20世紀のオランダ、ひいてはヨーロッパ芸術の中で、エッシャーの芸術家としての立ち位置は極めて独特であった。版画というメディアに固執し続けたエッシャーは、現実的に見えながら非現実的な印象を与える不思議な造形の数々を生み出した。本展で公開される作品は全て日本初公開のものとなり、「科学」・「聖書」・「風景」・「人物」・「広告」・「技法」・「反射」・「錯視」の8つの観点から、それらを紐解く形でエッシャーの謎に迫る。

  • 《対照》1950年

    《対照》1950年

  • 《メビウスの輪Ⅰ》1961年

    《メビウスの輪Ⅰ》1961年

エッシャーの版画では、特定のモチーフを反復・循環させ、ときにはタイル状に埋め尽くすなど、独自の幾何学的な表現が用いられている。エッシャーはこれらの表現を生み出すため、同時代の「科学」から着想を受け、数学的な理論を発展させた。

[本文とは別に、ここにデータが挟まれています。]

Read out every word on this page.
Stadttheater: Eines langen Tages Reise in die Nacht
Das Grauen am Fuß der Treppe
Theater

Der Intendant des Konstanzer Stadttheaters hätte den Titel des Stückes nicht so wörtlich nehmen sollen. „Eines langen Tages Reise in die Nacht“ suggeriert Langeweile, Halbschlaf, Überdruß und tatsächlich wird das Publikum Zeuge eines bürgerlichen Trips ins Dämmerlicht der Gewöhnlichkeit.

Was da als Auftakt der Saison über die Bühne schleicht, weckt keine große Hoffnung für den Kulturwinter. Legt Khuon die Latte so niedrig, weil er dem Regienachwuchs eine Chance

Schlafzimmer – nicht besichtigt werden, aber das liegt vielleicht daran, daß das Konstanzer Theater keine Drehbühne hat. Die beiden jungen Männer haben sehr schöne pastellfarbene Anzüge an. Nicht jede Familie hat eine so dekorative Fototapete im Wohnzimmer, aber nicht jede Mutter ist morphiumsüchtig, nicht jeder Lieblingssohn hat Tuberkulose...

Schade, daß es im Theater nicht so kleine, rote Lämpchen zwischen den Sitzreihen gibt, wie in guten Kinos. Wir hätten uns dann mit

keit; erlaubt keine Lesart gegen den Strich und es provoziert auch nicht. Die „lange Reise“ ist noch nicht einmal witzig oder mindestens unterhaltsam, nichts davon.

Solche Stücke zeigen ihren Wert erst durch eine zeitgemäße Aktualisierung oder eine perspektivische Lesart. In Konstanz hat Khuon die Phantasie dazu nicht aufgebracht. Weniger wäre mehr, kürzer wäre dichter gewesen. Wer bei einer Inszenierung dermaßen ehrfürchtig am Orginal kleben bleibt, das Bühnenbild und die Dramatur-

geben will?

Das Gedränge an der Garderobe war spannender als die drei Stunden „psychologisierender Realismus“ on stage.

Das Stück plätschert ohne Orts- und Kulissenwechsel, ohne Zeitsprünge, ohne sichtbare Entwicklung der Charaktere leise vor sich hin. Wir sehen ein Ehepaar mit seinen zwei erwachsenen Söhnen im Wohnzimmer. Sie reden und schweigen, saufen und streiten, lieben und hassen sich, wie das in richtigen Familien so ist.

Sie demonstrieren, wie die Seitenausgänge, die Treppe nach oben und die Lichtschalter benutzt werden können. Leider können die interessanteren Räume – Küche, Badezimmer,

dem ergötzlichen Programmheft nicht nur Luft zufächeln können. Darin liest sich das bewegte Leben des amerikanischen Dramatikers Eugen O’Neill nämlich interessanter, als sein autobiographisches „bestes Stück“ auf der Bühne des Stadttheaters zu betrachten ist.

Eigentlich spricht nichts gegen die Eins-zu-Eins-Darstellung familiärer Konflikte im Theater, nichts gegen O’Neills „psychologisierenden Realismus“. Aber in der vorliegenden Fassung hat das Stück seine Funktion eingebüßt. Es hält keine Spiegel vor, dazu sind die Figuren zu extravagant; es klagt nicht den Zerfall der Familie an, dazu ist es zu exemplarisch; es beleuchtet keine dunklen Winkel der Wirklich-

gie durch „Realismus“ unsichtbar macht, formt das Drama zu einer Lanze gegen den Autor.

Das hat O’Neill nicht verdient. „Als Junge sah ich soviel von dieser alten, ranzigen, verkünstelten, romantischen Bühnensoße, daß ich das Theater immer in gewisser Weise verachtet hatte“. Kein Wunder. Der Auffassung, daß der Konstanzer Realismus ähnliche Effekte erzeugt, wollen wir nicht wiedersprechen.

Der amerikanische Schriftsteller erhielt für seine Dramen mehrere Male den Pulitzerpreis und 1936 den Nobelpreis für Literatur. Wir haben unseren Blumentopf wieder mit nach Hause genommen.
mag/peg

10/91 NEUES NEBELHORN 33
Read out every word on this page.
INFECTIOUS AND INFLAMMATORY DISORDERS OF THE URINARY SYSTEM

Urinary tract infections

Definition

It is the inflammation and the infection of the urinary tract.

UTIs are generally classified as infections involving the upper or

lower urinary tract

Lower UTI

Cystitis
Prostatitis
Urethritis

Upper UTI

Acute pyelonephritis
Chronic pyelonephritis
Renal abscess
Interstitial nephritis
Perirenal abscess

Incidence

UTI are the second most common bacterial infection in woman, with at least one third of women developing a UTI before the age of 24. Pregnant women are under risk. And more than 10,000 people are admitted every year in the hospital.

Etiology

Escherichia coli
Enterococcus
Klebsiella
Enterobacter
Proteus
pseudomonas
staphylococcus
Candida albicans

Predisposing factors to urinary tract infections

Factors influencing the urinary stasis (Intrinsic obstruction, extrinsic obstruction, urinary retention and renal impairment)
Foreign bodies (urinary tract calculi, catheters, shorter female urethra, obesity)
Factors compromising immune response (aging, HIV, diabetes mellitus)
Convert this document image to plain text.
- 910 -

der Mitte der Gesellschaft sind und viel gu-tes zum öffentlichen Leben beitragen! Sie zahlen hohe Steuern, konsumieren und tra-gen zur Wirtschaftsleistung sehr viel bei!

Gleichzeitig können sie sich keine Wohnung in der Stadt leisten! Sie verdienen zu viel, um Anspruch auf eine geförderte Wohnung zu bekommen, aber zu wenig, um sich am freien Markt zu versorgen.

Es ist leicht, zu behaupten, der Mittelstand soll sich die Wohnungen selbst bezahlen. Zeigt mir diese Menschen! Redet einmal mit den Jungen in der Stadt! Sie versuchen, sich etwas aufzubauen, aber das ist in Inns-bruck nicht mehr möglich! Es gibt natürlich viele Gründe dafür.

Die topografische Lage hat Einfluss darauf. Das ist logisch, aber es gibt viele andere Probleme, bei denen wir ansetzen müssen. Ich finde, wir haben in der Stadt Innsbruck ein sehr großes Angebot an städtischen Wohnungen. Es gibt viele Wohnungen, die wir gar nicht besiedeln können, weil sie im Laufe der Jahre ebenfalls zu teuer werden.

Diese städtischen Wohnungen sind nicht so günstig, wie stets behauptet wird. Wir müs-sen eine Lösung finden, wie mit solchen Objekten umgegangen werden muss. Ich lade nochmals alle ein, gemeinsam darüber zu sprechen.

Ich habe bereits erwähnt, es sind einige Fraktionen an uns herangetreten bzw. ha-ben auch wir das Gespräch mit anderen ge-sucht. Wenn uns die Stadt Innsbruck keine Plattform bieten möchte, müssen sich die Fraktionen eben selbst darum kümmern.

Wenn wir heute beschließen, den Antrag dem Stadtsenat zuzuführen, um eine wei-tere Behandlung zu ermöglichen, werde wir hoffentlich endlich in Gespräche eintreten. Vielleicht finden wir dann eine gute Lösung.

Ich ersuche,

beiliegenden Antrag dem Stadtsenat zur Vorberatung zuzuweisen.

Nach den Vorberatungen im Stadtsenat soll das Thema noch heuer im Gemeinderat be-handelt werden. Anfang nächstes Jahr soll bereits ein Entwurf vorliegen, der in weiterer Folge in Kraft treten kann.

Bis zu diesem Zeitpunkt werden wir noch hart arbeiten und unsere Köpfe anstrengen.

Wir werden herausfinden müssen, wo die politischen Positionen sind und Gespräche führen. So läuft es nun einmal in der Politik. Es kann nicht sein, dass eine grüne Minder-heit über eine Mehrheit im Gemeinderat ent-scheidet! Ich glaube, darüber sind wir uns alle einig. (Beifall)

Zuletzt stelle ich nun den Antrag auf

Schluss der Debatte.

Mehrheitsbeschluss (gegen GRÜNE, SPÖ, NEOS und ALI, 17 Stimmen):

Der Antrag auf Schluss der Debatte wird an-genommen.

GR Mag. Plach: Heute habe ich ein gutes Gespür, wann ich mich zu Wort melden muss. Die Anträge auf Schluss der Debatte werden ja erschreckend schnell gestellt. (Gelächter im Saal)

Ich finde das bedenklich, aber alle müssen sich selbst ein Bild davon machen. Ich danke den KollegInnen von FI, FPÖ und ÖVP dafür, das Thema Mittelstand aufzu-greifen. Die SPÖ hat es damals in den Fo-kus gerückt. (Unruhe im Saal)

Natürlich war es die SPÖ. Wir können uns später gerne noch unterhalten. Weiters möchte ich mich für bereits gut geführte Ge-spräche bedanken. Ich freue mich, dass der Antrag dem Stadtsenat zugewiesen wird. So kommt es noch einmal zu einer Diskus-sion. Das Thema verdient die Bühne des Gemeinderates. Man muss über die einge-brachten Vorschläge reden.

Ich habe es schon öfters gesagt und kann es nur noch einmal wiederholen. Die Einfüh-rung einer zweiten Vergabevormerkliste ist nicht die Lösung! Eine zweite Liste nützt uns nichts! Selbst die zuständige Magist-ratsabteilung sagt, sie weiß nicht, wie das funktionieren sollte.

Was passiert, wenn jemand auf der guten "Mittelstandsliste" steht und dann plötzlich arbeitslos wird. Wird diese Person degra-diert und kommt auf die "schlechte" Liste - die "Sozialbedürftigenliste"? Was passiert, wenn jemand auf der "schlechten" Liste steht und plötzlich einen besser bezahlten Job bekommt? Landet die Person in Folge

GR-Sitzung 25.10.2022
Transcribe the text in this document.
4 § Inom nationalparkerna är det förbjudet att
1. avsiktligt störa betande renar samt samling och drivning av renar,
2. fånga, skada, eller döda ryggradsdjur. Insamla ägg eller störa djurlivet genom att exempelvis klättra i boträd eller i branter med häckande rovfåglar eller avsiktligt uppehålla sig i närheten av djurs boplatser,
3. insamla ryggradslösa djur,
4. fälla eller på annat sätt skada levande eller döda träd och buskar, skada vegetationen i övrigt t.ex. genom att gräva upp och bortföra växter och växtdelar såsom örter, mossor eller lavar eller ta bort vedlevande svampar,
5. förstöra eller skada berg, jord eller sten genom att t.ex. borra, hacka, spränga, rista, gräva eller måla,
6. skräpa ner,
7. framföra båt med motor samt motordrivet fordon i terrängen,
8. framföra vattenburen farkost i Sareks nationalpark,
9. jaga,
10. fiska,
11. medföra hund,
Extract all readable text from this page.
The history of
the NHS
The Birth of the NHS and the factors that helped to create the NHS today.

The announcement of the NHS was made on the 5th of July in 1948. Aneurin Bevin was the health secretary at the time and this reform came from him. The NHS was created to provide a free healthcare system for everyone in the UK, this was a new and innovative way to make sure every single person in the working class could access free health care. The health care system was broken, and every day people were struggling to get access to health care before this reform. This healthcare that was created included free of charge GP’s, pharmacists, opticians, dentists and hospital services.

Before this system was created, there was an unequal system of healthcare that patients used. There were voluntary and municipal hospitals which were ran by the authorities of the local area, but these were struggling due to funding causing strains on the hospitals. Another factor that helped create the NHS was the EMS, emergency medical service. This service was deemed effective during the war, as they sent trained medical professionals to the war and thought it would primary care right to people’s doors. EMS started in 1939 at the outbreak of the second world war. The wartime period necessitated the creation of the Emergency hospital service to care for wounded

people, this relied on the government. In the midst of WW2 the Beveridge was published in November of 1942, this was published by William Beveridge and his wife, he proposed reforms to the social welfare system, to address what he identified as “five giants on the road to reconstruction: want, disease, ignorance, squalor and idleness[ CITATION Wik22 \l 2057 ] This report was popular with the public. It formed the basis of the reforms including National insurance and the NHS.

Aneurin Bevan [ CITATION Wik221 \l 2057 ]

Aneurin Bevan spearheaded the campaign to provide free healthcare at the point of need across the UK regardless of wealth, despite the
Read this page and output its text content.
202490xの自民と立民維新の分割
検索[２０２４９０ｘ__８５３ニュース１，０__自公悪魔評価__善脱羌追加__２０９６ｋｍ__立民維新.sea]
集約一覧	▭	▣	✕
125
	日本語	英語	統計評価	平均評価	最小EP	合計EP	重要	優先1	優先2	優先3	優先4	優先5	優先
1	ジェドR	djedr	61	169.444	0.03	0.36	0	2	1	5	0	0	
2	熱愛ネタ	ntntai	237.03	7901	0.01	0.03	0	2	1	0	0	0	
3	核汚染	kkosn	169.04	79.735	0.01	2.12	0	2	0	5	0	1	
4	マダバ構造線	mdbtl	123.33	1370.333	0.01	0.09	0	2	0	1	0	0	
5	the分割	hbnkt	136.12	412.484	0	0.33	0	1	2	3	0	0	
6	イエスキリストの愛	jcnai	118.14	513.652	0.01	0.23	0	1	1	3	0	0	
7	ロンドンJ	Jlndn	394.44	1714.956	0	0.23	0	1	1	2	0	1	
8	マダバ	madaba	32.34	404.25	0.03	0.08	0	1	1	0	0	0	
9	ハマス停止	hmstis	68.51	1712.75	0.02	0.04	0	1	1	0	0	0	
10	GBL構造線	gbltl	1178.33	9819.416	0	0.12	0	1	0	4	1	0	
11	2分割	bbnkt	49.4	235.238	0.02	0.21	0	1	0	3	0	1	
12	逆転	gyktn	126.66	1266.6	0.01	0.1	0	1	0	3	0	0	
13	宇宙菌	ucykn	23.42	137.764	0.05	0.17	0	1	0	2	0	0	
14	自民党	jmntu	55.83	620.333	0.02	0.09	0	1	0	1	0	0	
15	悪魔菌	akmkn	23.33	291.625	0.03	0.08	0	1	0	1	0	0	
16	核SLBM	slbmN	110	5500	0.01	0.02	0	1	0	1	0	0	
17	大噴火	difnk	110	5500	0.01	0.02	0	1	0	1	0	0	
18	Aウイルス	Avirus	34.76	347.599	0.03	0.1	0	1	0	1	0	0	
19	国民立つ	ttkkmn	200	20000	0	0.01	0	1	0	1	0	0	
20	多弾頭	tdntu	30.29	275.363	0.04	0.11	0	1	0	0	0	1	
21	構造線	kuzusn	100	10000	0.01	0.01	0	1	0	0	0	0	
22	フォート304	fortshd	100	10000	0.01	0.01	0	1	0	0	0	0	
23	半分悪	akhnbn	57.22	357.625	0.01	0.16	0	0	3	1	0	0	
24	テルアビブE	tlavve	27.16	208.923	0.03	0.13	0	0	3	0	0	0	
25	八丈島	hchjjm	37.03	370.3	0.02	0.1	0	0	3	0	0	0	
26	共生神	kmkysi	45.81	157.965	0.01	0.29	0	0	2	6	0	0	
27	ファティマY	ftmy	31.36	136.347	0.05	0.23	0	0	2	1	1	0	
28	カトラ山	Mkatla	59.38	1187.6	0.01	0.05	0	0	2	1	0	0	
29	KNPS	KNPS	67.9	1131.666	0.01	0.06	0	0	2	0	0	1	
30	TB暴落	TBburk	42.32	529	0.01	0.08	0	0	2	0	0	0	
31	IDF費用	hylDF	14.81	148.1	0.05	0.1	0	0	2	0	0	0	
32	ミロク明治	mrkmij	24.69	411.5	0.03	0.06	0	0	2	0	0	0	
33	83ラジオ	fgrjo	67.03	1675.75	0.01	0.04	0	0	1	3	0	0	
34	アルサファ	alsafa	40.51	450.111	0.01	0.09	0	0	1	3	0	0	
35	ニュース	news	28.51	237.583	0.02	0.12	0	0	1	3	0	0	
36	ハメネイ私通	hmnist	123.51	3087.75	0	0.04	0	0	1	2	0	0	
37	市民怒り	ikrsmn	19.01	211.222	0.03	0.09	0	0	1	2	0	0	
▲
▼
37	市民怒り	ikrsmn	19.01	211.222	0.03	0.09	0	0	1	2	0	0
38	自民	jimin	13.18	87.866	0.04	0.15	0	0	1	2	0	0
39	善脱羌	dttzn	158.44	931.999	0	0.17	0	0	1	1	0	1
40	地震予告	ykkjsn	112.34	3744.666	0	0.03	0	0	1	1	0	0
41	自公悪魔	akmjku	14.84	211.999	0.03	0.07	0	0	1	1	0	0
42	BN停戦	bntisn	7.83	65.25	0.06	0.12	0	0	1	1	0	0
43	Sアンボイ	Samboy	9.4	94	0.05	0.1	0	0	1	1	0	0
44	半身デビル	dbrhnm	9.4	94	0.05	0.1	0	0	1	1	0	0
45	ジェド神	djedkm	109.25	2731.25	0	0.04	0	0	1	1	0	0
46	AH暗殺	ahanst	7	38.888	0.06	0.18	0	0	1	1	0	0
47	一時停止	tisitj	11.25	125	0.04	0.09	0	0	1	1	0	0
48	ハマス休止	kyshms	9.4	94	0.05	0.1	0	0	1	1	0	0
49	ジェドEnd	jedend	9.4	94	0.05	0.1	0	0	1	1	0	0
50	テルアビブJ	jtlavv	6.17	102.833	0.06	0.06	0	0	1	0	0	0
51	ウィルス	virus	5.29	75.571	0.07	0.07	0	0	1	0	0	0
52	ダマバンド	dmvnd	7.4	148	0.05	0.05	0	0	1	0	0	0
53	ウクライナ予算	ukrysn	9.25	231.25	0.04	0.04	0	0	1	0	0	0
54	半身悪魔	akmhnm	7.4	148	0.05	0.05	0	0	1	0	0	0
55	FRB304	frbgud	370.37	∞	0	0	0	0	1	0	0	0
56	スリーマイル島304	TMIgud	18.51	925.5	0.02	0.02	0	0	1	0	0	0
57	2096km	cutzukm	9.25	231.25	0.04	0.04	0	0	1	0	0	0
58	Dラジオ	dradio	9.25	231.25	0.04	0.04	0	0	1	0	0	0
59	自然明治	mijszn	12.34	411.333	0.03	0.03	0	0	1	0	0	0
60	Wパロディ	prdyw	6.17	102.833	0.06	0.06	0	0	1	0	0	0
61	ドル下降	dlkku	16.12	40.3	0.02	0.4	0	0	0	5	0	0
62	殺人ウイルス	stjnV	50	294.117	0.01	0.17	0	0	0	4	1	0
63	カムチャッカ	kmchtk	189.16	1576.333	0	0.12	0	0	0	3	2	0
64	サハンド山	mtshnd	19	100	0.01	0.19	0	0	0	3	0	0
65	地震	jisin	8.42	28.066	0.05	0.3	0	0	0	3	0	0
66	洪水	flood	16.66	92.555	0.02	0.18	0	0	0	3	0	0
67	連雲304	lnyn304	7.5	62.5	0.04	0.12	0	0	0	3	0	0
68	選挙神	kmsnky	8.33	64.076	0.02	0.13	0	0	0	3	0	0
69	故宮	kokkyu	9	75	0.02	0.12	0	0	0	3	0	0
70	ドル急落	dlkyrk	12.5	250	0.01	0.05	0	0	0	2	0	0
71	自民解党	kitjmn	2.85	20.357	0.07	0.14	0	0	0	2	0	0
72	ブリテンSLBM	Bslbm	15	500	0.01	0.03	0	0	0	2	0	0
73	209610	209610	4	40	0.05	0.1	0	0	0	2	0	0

  • 《カストロヴァルヴァ、アブルッツィ地方》1930年

    《カストロヴァルヴァ、アブルッツィ地方》1930年

  • 《アマルフィ海岸》1934年

    《アマルフィ海岸》1934年

エッシャーの作品が与える写実的かつ不可思議な印象の源泉となったのは、同氏のさまざまな「風景」体験である。1920年代からのイタリア、スペインへの旅行やアルハンブラ宮殿での幾何学な装飾模様との出会いが、のちのパターン化されたモチーフ表現の原点となった。

  • 《椅子に座っている自画像》1920年

    《椅子に座っている自画像》1920年

エッシャーの版画に登場する「人物」像は、反復するパターンのモチーフのひとつとしてしばしば画面に登場するが、初期のエッシャーは、単身の人物表現にも取り組んでいる。

  • 《年賀状》1947年

    《年賀状》1947年

エッシャーの造形は、さまざまな商業デザインにも登場する。本展では、商用として利用されたイメージとともに、エッシャーらしさが凝縮されたグリーティングカードも紹介する。

  • 《トンボ》1936年

    《トンボ》1936年

  • 《眼》1946年

    《眼》1946年

自らを“芸術家”ではなく“版画家”と考えていたエッシャーは、木版、木口木版、リトグラフ、メゾティントなどさまざまな版画技法に取り組み、それらを高度に発展させ、不可思議な版画空間を作り出した。多種多様な作例やマテリアルとともに、版画技法の観点からも作品に触れることができる。

  • 《球面鏡のある静物》1934年

    《球面鏡のある静物》1934年

エッシャーの作り出す不可思議な世界の特徴のひとつに、“鏡面”のイメージが挙げられる。鏡面を用いた絵画は、ヨーロッパでは近代以前から数多く描かれてきた。エッシャーもまた、現実世界にあるモチーフや人物像と、仮想世界としての鏡像との共存するイメージを描くことに夢中になっていた。

  • 《発展Ⅱ》1939年

    《発展Ⅱ》1939年

  • 《滝》1961年

    《滝》1961年

実現不可能な建築表現や、永遠に変化し続けるパターンを描いたイメージなどの“ありえない世界”が、エッシャーの芸術を代表する要素である。この独創的な表現は、当時の数学者が発表した不可能な図形に着想を得たものもある。正則分割を用いた循環の表現とともに、エッシャーが長年にわたり独自に発展させた理論を形にしたものといえる。

  • 《メタモルフォーゼⅡ》1939-40年

    《メタモルフォーゼⅡ》1939-40年

のちのエッシャーの代表的な構図の原点ともいえる『メタモルフォーゼ』シリーズ。貴重な初版プリントの『メタモルフォーゼⅡ』は、幅4mにおよぶ超大作であり、本展1番の目玉作品となる。

東京では約12年ぶりの大規模個展となる本展。東京展終了後は、大阪・福岡の巡回も予定している。デジタル時代の今だからこそ、“版画”にこだわり続けたエッシャーの偉業を再認識できる貴重な機会をお見逃しなく。